Department of Pharmacy, Children's Hospital of Fudan University, National Children's Medical Center, Shanghai, 201102, China.
Department of Pharmacy, Union Hospital, Tongji Medical College, Huazhong University of Science and Technology, Wuhan, 430022, China.
Acta Pharmacol Sin. 2023 Jan;44(1):19-31. doi: 10.1038/s41401-022-00944-0. Epub 2022 Jul 15.

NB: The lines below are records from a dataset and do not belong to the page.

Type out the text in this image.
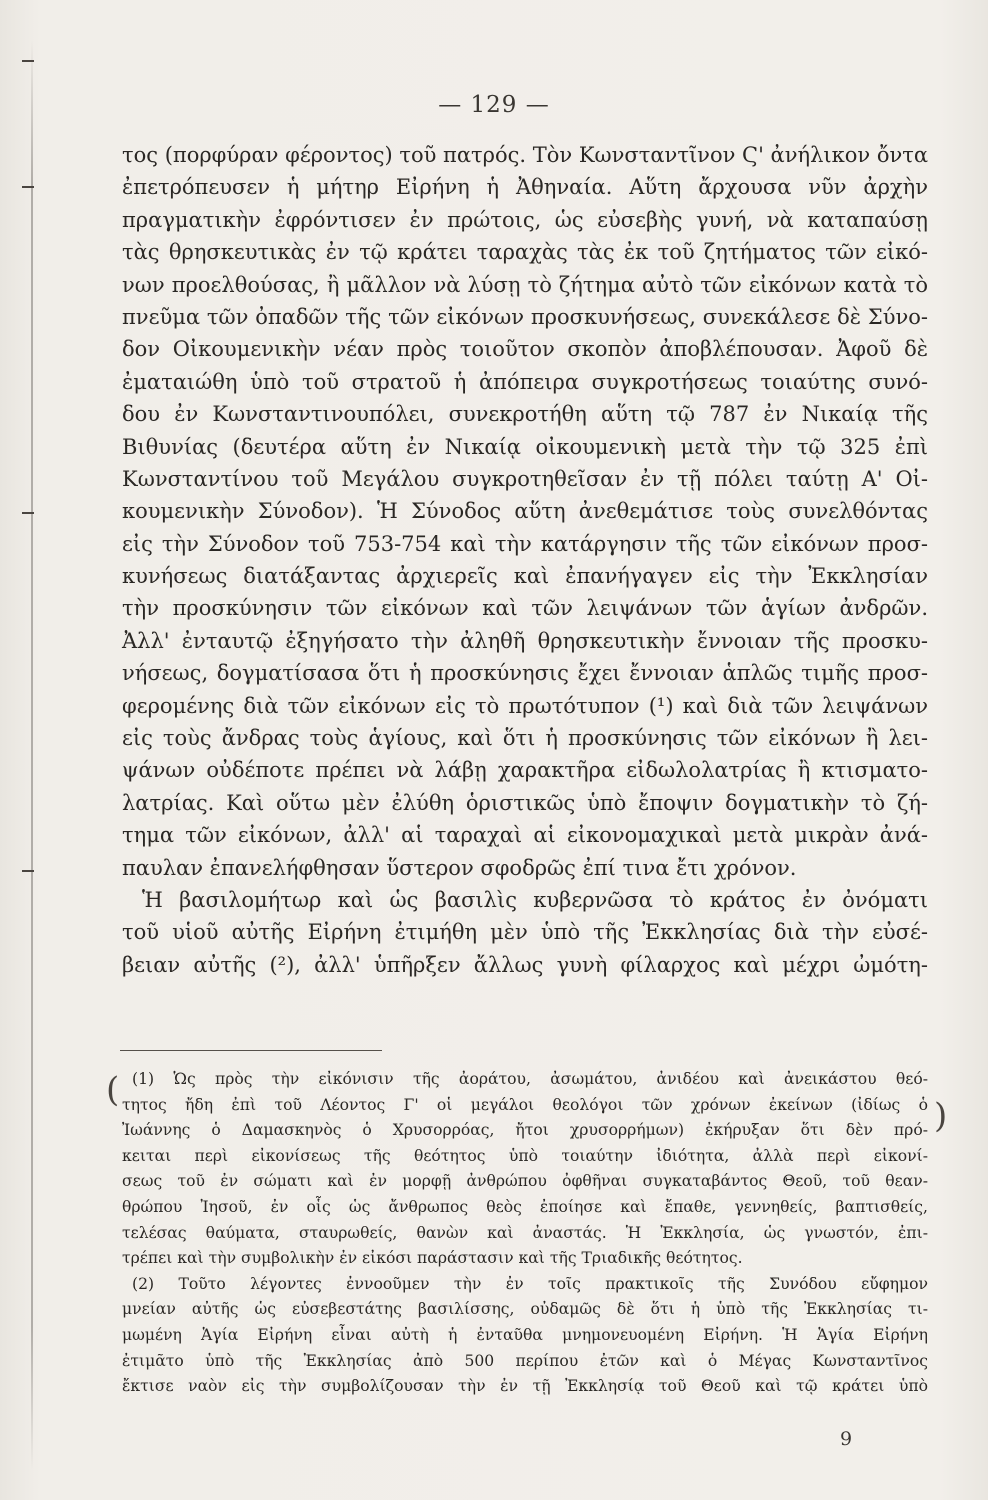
— 129 —
τος (πορφύραν φέροντος) τοῦ πατρός. Τὸν Κωνσταντῖνον Ϛ' ἀνήλικον ὄντα
ἐπετρόπευσεν ἡ μήτηρ Εἰρήνη ἡ Ἀθηναία. Αὕτη ἄρχουσα νῦν ἀρχὴν
πραγματικὴν ἐφρόντισεν ἐν πρώτοις, ὡς εὐσεβὴς γυνή, νὰ καταπαύσῃ
τὰς θρησκευτικὰς ἐν τῷ κράτει ταραχὰς τὰς ἐκ τοῦ ζητήματος τῶν εἰκό-
νων προελθούσας, ἢ μᾶλλον νὰ λύσῃ τὸ ζήτημα αὐτὸ τῶν εἰκόνων κατὰ τὸ
πνεῦμα τῶν ὀπαδῶν τῆς τῶν εἰκόνων προσκυνήσεως, συνεκάλεσε δὲ Σύνο-
δον Οἰκουμενικὴν νέαν πρὸς τοιοῦτον σκοπὸν ἀποβλέπουσαν. Ἀφοῦ δὲ
ἐματαιώθη ὑπὸ τοῦ στρατοῦ ἡ ἀπόπειρα συγκροτήσεως τοιαύτης συνό-
δου ἐν Κωνσταντινουπόλει, συνεκροτήθη αὕτη τῷ 787 ἐν Νικαίᾳ τῆς
Βιθυνίας (δευτέρα αὕτη ἐν Νικαίᾳ οἰκουμενικὴ μετὰ τὴν τῷ 325 ἐπὶ
Κωνσταντίνου τοῦ Μεγάλου συγκροτηθεῖσαν ἐν τῇ πόλει ταύτῃ Α' Οἰ-
κουμενικὴν Σύνοδον). Ἡ Σύνοδος αὕτη ἀνεθεμάτισε τοὺς συνελθόντας
εἰς τὴν Σύνοδον τοῦ 753-754 καὶ τὴν κατάργησιν τῆς τῶν εἰκόνων προσ-
κυνήσεως διατάξαντας ἀρχιερεῖς καὶ ἐπανήγαγεν εἰς τὴν Ἐκκλησίαν
τὴν προσκύνησιν τῶν εἰκόνων καὶ τῶν λειψάνων τῶν ἁγίων ἀνδρῶν.
Ἀλλ' ἐνταυτῷ ἐξηγήσατο τὴν ἀληθῆ θρησκευτικὴν ἔννοιαν τῆς προσκυ-
νήσεως, δογματίσασα ὅτι ἡ προσκύνησις ἔχει ἔννοιαν ἁπλῶς τιμῆς προσ-
φερομένης διὰ τῶν εἰκόνων εἰς τὸ πρωτότυπον (¹) καὶ διὰ τῶν λειψάνων
εἰς τοὺς ἄνδρας τοὺς ἁγίους, καὶ ὅτι ἡ προσκύνησις τῶν εἰκόνων ἢ λει-
ψάνων οὐδέποτε πρέπει νὰ λάβῃ χαρακτῆρα εἰδωλολατρίας ἢ κτισματο-
λατρίας. Καὶ οὕτω μὲν ἐλύθη ὁριστικῶς ὑπὸ ἔποψιν δογματικὴν τὸ ζή-
τημα τῶν εἰκόνων, ἀλλ' αἱ ταραχαὶ αἱ εἰκονομαχικαὶ μετὰ μικρὰν ἀνά-
παυλαν ἐπανελήφθησαν ὕστερον σφοδρῶς ἐπί τινα ἔτι χρόνον.
Ἡ βασιλομήτωρ καὶ ὡς βασιλὶς κυβερνῶσα τὸ κράτος ἐν ὀνόματι
τοῦ υἱοῦ αὐτῆς Εἰρήνη ἐτιμήθη μὲν ὑπὸ τῆς Ἐκκλησίας διὰ τὴν εὐσέ-
βειαν αὐτῆς (²), ἀλλ' ὑπῆρξεν ἄλλως γυνὴ φίλαρχος καὶ μέχρι ὠμότη-
(
)
(1) Ὡς πρὸς τὴν εἰκόνισιν τῆς ἀοράτου, ἀσωμάτου, ἀνιδέου καὶ ἀνεικάστου θεό-
τητος ἤδη ἐπὶ τοῦ Λέοντος Γ' οἱ μεγάλοι θεολόγοι τῶν χρόνων ἐκείνων (ἰδίως ὁ
Ἰωάννης ὁ Δαμασκηνὸς ὁ Χρυσορρόας, ἤτοι χρυσορρήμων) ἐκήρυξαν ὅτι δὲν πρό-
κειται περὶ εἰκονίσεως τῆς θεότητος ὑπὸ τοιαύτην ἰδιότητα, ἀλλὰ περὶ εἰκονί-
σεως τοῦ ἐν σώματι καὶ ἐν μορφῇ ἀνθρώπου ὀφθῆναι συγκαταβάντος Θεοῦ, τοῦ θεαν-
θρώπου Ἰησοῦ, ἐν οἷς ὡς ἄνθρωπος θεὸς ἐποίησε καὶ ἔπαθε, γεννηθείς, βαπτισθείς,
τελέσας θαύματα, σταυρωθείς, θανὼν καὶ ἀναστάς. Ἡ Ἐκκλησία, ὡς γνωστόν, ἐπι-
τρέπει καὶ τὴν συμβολικὴν ἐν εἰκόσι παράστασιν καὶ τῆς Τριαδικῆς θεότητος.
(2) Τοῦτο λέγοντες ἐννοοῦμεν τὴν ἐν τοῖς πρακτικοῖς τῆς Συνόδου εὔφημον
μνείαν αὐτῆς ὡς εὐσεβεστάτης βασιλίσσης, οὐδαμῶς δὲ ὅτι ἡ ὑπὸ τῆς Ἐκκλησίας τι-
μωμένη Ἁγία Εἰρήνη εἶναι αὐτὴ ἡ ἐνταῦθα μνημονευομένη Εἰρήνη. Ἡ Ἁγία Εἰρήνη
ἐτιμᾶτο ὑπὸ τῆς Ἐκκλησίας ἀπὸ 500 περίπου ἐτῶν καὶ ὁ Μέγας Κωνσταντῖνος
ἔκτισε ναὸν εἰς τὴν συμβολίζουσαν τὴν ἐν τῇ Ἐκκλησίᾳ τοῦ Θεοῦ καὶ τῷ κράτει ὑπὸ
9
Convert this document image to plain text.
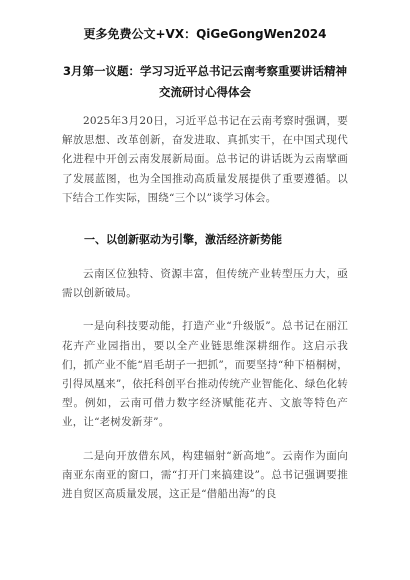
更多免费公文+VX：QiGeGongWen2024
3月第一议题：学习习近平总书记云南考察重要讲话精神交流研讨心得体会

2025年3月20日，习近平总书记在云南考察时强调，要解放思想、改革创新，奋发进取、真抓实干，在中国式现代化进程中开创云南发展新局面。总书记的讲话既为云南擘画了发展蓝图，也为全国推动高质量发展提供了重要遵循。以下结合工作实际，围绕“三个以”谈学习体会。

一、以创新驱动为引擎，激活经济新势能

云南区位独特、资源丰富，但传统产业转型压力大，亟需以创新破局。

一是向科技要动能，打造产业“升级版”。总书记在丽江花卉产业园指出，要以全产业链思维深耕细作。这启示我们，抓产业不能“眉毛胡子一把抓”，而要坚持“种下梧桐树，引得凤凰来”，依托科创平台推动传统产业智能化、绿色化转型。例如，云南可借力数字经济赋能花卉、文旅等特色产业，让“老树发新芽”。

二是向开放借东风，构建辐射“新高地”。云南作为面向南亚东南亚的窗口，需“打开门来搞建设”。总书记强调要推进自贸区高质量发展，这正是“借船出海”的良
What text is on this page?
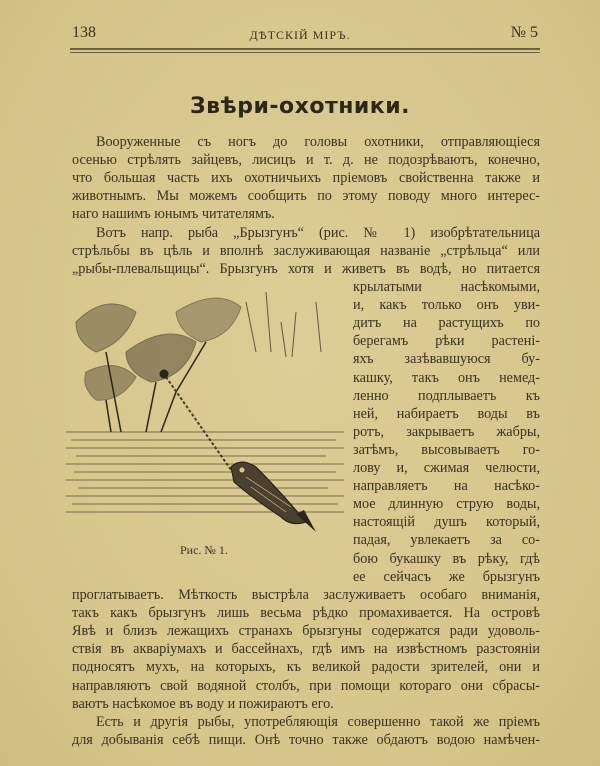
138	ДѢТСКІЙ МІРЪ.	№ 5
Звѣри-охотники.
Вооруженные съ ногъ до головы охотники, отправляющіеся
осенью стрѣлять зайцевъ, лисицъ и т. д. не подозрѣваютъ, конечно,
что большая часть ихъ охотничьихъ пріемовъ свойственна также и
животнымъ. Мы можемъ сообщить по этому поводу много интерес-
наго нашимъ юнымъ читателямъ.
Вотъ напр. рыба „Брызгунъ“ (рис. № 1) изобрѣтательница
стрѣльбы въ цѣль и вполнѣ заслуживающая названіе „стрѣльца“ или
„рыбы-плевальщицы“. Брызгунъ хотя и живетъ въ водѣ, но питается
крылатыми насѣкомыми,
и, какъ только онъ уви-
дитъ на растущихъ по
берегамъ рѣки растені-
яхъ зазѣвавшуюся бу-
кашку, такъ онъ немед-
ленно подплываетъ къ
ней, набираетъ воды въ
ротъ, закрываетъ жабры,
затѣмъ, высовываетъ го-
лову и, сжимая челюсти,
направляетъ на насѣко-
мое длинную струю воды,
настоящій душъ который,
падая, увлекаетъ за со-
бою букашку въ рѣку, гдѣ
ее сейчасъ же брызгунъ
проглатываетъ. Мѣткость выстрѣла заслуживаетъ особаго вниманія,
такъ какъ брызгунъ лишь весьма рѣдко промахивается. На островѣ
Явѣ и близъ лежащихъ странахъ брызгуны содержатся ради удоволь-
ствія въ акваріумахъ и бассейнахъ, гдѣ имъ на извѣстномъ разстояніи
подносятъ мухъ, на которыхъ, къ великой радости зрителей, они и
направляютъ свой водяной столбъ, при помощи котораго они сбрасы-
ваютъ насѣкомое въ воду и пожираютъ его.
Есть и другія рыбы, употребляющія совершенно такой же пріемъ
для добыванія себѣ пищи. Онѣ точно также обдаютъ водою намѣчен-
Рис. № 1.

Inflammatory bowel disease (IBD) is a global health burden whose existing treatment is largely dependent on anti-inflammatory agents. Despite showing some therapeutic actions, their clinical efficacy and adverse events are unacceptable. Resolution as an active and orchestrated phase of inflammation involves improper inflammatory response with three key triggers, specialized pro-resolving mediators (SPMs), neutrophils and phagocyte efferocytosis. The formyl peptide receptor 2 (FPR2/ALX) is a human G protein-coupled receptor capable of binding SPMs and participates in the resolution process. This receptor has been implicated in several inflammatory diseases and its association with mouse model of IBD was established in some resolution-related studies. Here, we give an overview of three reported FPR2/ALX agonists highlighting their respective roles in pro-resolving strategies.
炎症性肠病 (IBD) 是全球健康负担,其现有治疗方法在很大程度上依赖于抗炎药物。尽管这些药物显示出一定的治疗作用,但它们的临床疗效和不良反应是不可接受的。消退是炎症的一个积极和协调的阶段,涉及到三个关键触发因素,即不当的炎症反应、特异性促解决介质 (SPM)、中性粒细胞和吞噬细胞凋亡。甲酰肽受体 2 (FPR2/ALX) 是一种能够结合 SPM 的人类 G 蛋白偶联受体,参与消退过程。该受体与多种炎症性疾病有关,其与 IBD 小鼠模型的关联在一些与消退相关的研究中得到了证实。在这里,我们概述了三种已报道的 FPR2/ALX 激动剂,重点介绍了它们在促解决策略中的各自作用。